Since the CFP was implemented in 2014, the Group of Five conferences -- the American Athletic, Conference USA, Mid-American, the Mountain West and the Sun Belt -- get $85 million annually, providing what Sun Belt Commissioner Karl Benson called the league's largest source of revenue.

Each of the five conferences receives a base of $10 million; the remaining $35 million is divided based on performance. The six computers previously used to compile the BCS rankings are used to make the conference rankings.

Specific formulas for the payout aren't made public, but according to two sources, that money is split into 15 equal shares, with the league that finishes first receiving five shares, second receiving four and so on. If the Sun Belt finishes third, like it expects, three shares would be worth $7 million. The last two years, the Sun Belt finished fifth, which earned it $2.3 million.

The American is expected to finish first, followed by the Mountain West. The MAC was third in the rankings before losing all six of its bowl games, while the Sun Belt was 4-2 -- a performance that expects to provide the jump and $4.7 million more than it earned from CFP distribution the past two years. The league then splits that equally among its 11 football members, meaning ASU and its brethren are set to receive about $636,000.

"It's not life-changing money," Mohajir said. "But it definitely does things that we desire in order to make our program stronger."

Benson called the expected third-place finish "a very notable achievement" and said the bowl performance, along with a record 12 games being aired on one of ESPN's networks, made it so "Sun Belt football has a solid A for 2016."

"It all worked out well, and the only thing that could have been better was to go 6-0, and we weren't that far from getting there," Benson said. "It wasn't an A+, but it was a strong A to go 4-2."

After revenue from this year's CFP is distributed, the Sun Belt will have spread about $41 million to its football-playing members since the playoff began. Mohajir said ASU has used that money to make improvements in athletic training, strength and conditioning, and nutrition.

"Every $50,000 is an opportunity to invest your services to your students," Mohajir said. "That's how we look at it."

In addition to a boost in revenue, Mohajir thinks it's a boost to the Sun Belt's perception. Thought by some as the weakest of the FBS' 10 conferences, Mohajir hopes beating teams from the AAC, the Mountain West and the MAC in the bowl season changes that.

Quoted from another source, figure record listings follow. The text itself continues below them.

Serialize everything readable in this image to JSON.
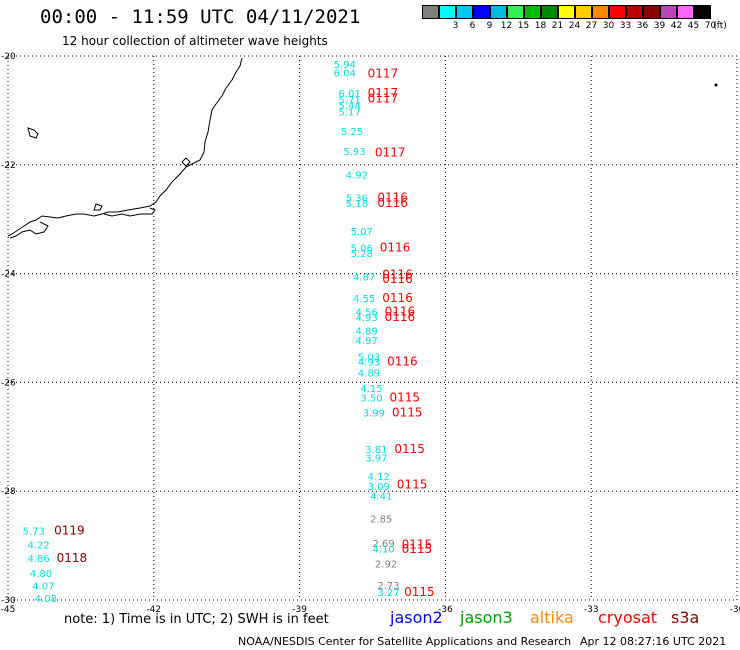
{
  "header": {
    "title": "00:00 - 11:59 UTC 04/11/2021",
    "subtitle": "12 hour collection of altimeter wave heights"
  },
  "legend": {
    "unit": "(ft)",
    "bins": [
      {
        "label": "",
        "color": "#808080"
      },
      {
        "label": "3",
        "color": "#00ffff"
      },
      {
        "label": "6",
        "color": "#00c8ff"
      },
      {
        "label": "9",
        "color": "#0000ff"
      },
      {
        "label": "12",
        "color": "#00bbdd"
      },
      {
        "label": "15",
        "color": "#33ee55"
      },
      {
        "label": "18",
        "color": "#00bb00"
      },
      {
        "label": "21",
        "color": "#008800"
      },
      {
        "label": "24",
        "color": "#ffff00"
      },
      {
        "label": "27",
        "color": "#ffcc00"
      },
      {
        "label": "30",
        "color": "#ff8800"
      },
      {
        "label": "33",
        "color": "#ff0000"
      },
      {
        "label": "36",
        "color": "#bb0000"
      },
      {
        "label": "39",
        "color": "#880000"
      },
      {
        "label": "42",
        "color": "#bb44bb"
      },
      {
        "label": "45",
        "color": "#ff66ff"
      },
      {
        "label": "70",
        "color": "#000000"
      }
    ]
  },
  "axes": {
    "lon_ticks": [
      "-45",
      "-42",
      "-39",
      "-36",
      "-33",
      "-30"
    ],
    "lat_ticks": [
      "-20",
      "-22",
      "-24",
      "-26",
      "-28",
      "-30"
    ],
    "lon_range": [
      -45,
      -30
    ],
    "lat_range": [
      -30,
      -20
    ]
  },
  "colors": {
    "cyan": "#00e0e0",
    "gray": "#808080",
    "red": "#ff0000",
    "darkred": "#880000",
    "grid": "#000000"
  },
  "observations": [
    {
      "lon": -38.3,
      "lat": -20.15,
      "text": "5.94",
      "color": "cyan"
    },
    {
      "lon": -38.3,
      "lat": -20.3,
      "text": "6.04",
      "color": "cyan"
    },
    {
      "lon": -37.6,
      "lat": -20.32,
      "text": "0117",
      "color": "red"
    },
    {
      "lon": -38.2,
      "lat": -20.68,
      "text": "6.01",
      "color": "cyan"
    },
    {
      "lon": -37.6,
      "lat": -20.68,
      "text": "0117",
      "color": "red"
    },
    {
      "lon": -38.2,
      "lat": -20.8,
      "text": "5.71",
      "color": "cyan"
    },
    {
      "lon": -37.6,
      "lat": -20.78,
      "text": "0117",
      "color": "red"
    },
    {
      "lon": -38.2,
      "lat": -20.9,
      "text": "5.44",
      "color": "cyan"
    },
    {
      "lon": -38.2,
      "lat": -21.02,
      "text": "5.17",
      "color": "cyan"
    },
    {
      "lon": -38.15,
      "lat": -21.38,
      "text": "5.25",
      "color": "cyan"
    },
    {
      "lon": -38.1,
      "lat": -21.75,
      "text": "5.93",
      "color": "cyan"
    },
    {
      "lon": -37.45,
      "lat": -21.77,
      "text": "0117",
      "color": "red"
    },
    {
      "lon": -38.05,
      "lat": -22.18,
      "text": "4.92",
      "color": "cyan"
    },
    {
      "lon": -38.05,
      "lat": -22.6,
      "text": "5.36",
      "color": "cyan"
    },
    {
      "lon": -37.4,
      "lat": -22.6,
      "text": "0116",
      "color": "red"
    },
    {
      "lon": -38.05,
      "lat": -22.7,
      "text": "5.18",
      "color": "cyan"
    },
    {
      "lon": -37.4,
      "lat": -22.7,
      "text": "0116",
      "color": "red"
    },
    {
      "lon": -37.95,
      "lat": -23.22,
      "text": "5.07",
      "color": "cyan"
    },
    {
      "lon": -37.95,
      "lat": -23.52,
      "text": "5.06",
      "color": "cyan"
    },
    {
      "lon": -37.35,
      "lat": -23.52,
      "text": "0116",
      "color": "red"
    },
    {
      "lon": -37.95,
      "lat": -23.62,
      "text": "5.28",
      "color": "cyan"
    },
    {
      "lon": -37.9,
      "lat": -24.05,
      "text": "4.87",
      "color": "cyan"
    },
    {
      "lon": -37.3,
      "lat": -24.02,
      "text": "0116",
      "color": "red"
    },
    {
      "lon": -37.3,
      "lat": -24.1,
      "text": "0116",
      "color": "red"
    },
    {
      "lon": -37.9,
      "lat": -24.45,
      "text": "4.55",
      "color": "cyan"
    },
    {
      "lon": -37.3,
      "lat": -24.45,
      "text": "0116",
      "color": "red"
    },
    {
      "lon": -37.85,
      "lat": -24.7,
      "text": "4.56",
      "color": "cyan"
    },
    {
      "lon": -37.25,
      "lat": -24.7,
      "text": "0116",
      "color": "red"
    },
    {
      "lon": -37.85,
      "lat": -24.8,
      "text": "4.93",
      "color": "cyan"
    },
    {
      "lon": -37.25,
      "lat": -24.8,
      "text": "0116",
      "color": "red"
    },
    {
      "lon": -37.85,
      "lat": -25.05,
      "text": "4.89",
      "color": "cyan"
    },
    {
      "lon": -37.85,
      "lat": -25.22,
      "text": "4.97",
      "color": "cyan"
    },
    {
      "lon": -37.8,
      "lat": -25.52,
      "text": "5.03",
      "color": "cyan"
    },
    {
      "lon": -37.8,
      "lat": -25.62,
      "text": "4.93",
      "color": "cyan"
    },
    {
      "lon": -37.2,
      "lat": -25.62,
      "text": "0116",
      "color": "red"
    },
    {
      "lon": -37.8,
      "lat": -25.82,
      "text": "4.89",
      "color": "cyan"
    },
    {
      "lon": -37.75,
      "lat": -26.1,
      "text": "4.15",
      "color": "cyan"
    },
    {
      "lon": -37.75,
      "lat": -26.28,
      "text": "3.50",
      "color": "cyan"
    },
    {
      "lon": -37.15,
      "lat": -26.28,
      "text": "0115",
      "color": "red"
    },
    {
      "lon": -37.7,
      "lat": -26.55,
      "text": "3.99",
      "color": "cyan"
    },
    {
      "lon": -37.1,
      "lat": -26.55,
      "text": "0115",
      "color": "red"
    },
    {
      "lon": -37.65,
      "lat": -27.22,
      "text": "3.81",
      "color": "cyan"
    },
    {
      "lon": -37.05,
      "lat": -27.22,
      "text": "0115",
      "color": "red"
    },
    {
      "lon": -37.65,
      "lat": -27.38,
      "text": "3.97",
      "color": "cyan"
    },
    {
      "lon": -37.6,
      "lat": -27.72,
      "text": "4.12",
      "color": "cyan"
    },
    {
      "lon": -37.6,
      "lat": -27.9,
      "text": "3.09",
      "color": "cyan"
    },
    {
      "lon": -37.0,
      "lat": -27.88,
      "text": "0115",
      "color": "red"
    },
    {
      "lon": -37.55,
      "lat": -28.08,
      "text": "4.41",
      "color": "cyan"
    },
    {
      "lon": -37.55,
      "lat": -28.5,
      "text": "2.85",
      "color": "gray"
    },
    {
      "lon": -37.5,
      "lat": -28.95,
      "text": "2.69",
      "color": "gray"
    },
    {
      "lon": -37.5,
      "lat": -29.05,
      "text": "4.10",
      "color": "cyan"
    },
    {
      "lon": -36.9,
      "lat": -28.98,
      "text": "0115",
      "color": "red"
    },
    {
      "lon": -36.9,
      "lat": -29.06,
      "text": "0115",
      "color": "red"
    },
    {
      "lon": -37.45,
      "lat": -29.33,
      "text": "2.92",
      "color": "gray"
    },
    {
      "lon": -37.4,
      "lat": -29.72,
      "text": "2.73",
      "color": "gray"
    },
    {
      "lon": -37.4,
      "lat": -29.85,
      "text": "3.27",
      "color": "cyan"
    },
    {
      "lon": -36.85,
      "lat": -29.85,
      "text": "0115",
      "color": "red"
    },
    {
      "lon": -44.7,
      "lat": -28.72,
      "text": "5.73",
      "color": "cyan"
    },
    {
      "lon": -44.05,
      "lat": -28.72,
      "text": "0119",
      "color": "darkred"
    },
    {
      "lon": -44.6,
      "lat": -28.98,
      "text": "4.22",
      "color": "cyan"
    },
    {
      "lon": -44.6,
      "lat": -29.23,
      "text": "4.86",
      "color": "cyan"
    },
    {
      "lon": -44.0,
      "lat": -29.23,
      "text": "0118",
      "color": "darkred"
    },
    {
      "lon": -44.55,
      "lat": -29.5,
      "text": "4.80",
      "color": "cyan"
    },
    {
      "lon": -44.5,
      "lat": -29.73,
      "text": "4.07",
      "color": "cyan"
    },
    {
      "lon": -44.45,
      "lat": -29.96,
      "text": "4.08",
      "color": "cyan"
    }
  ],
  "footer": {
    "note": "note:  1) Time is in UTC; 2) SWH is in feet",
    "satellites": [
      {
        "name": "jason2",
        "color": "#0000ff"
      },
      {
        "name": "jason3",
        "color": "#00a000"
      },
      {
        "name": "altika",
        "color": "#ff8800"
      },
      {
        "name": "cryosat",
        "color": "#ff0000"
      },
      {
        "name": "s3a",
        "color": "#880000"
      }
    ],
    "credit": "NOAA/NESDIS Center for Satellite Applications and Research",
    "date": "Apr 12 08:27:16 UTC 2021"
  }
}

ASU beat Central Florida of the AAC in the Cure Bowl; Idaho beat Colorado State of the Mountain West in the Famous Idaho Potato Bowl; Troy beat Ohio of the MAC in the Dollar General Bowl; and Appalachian State beat Toledo of the MAC in the Camellia Bowl.

"I think it's very important, but it's something that I already knew," he said. "I had belief all along that the Sun Belt -- unless you're in a [Power Five] conference, we're at the right place at the right time."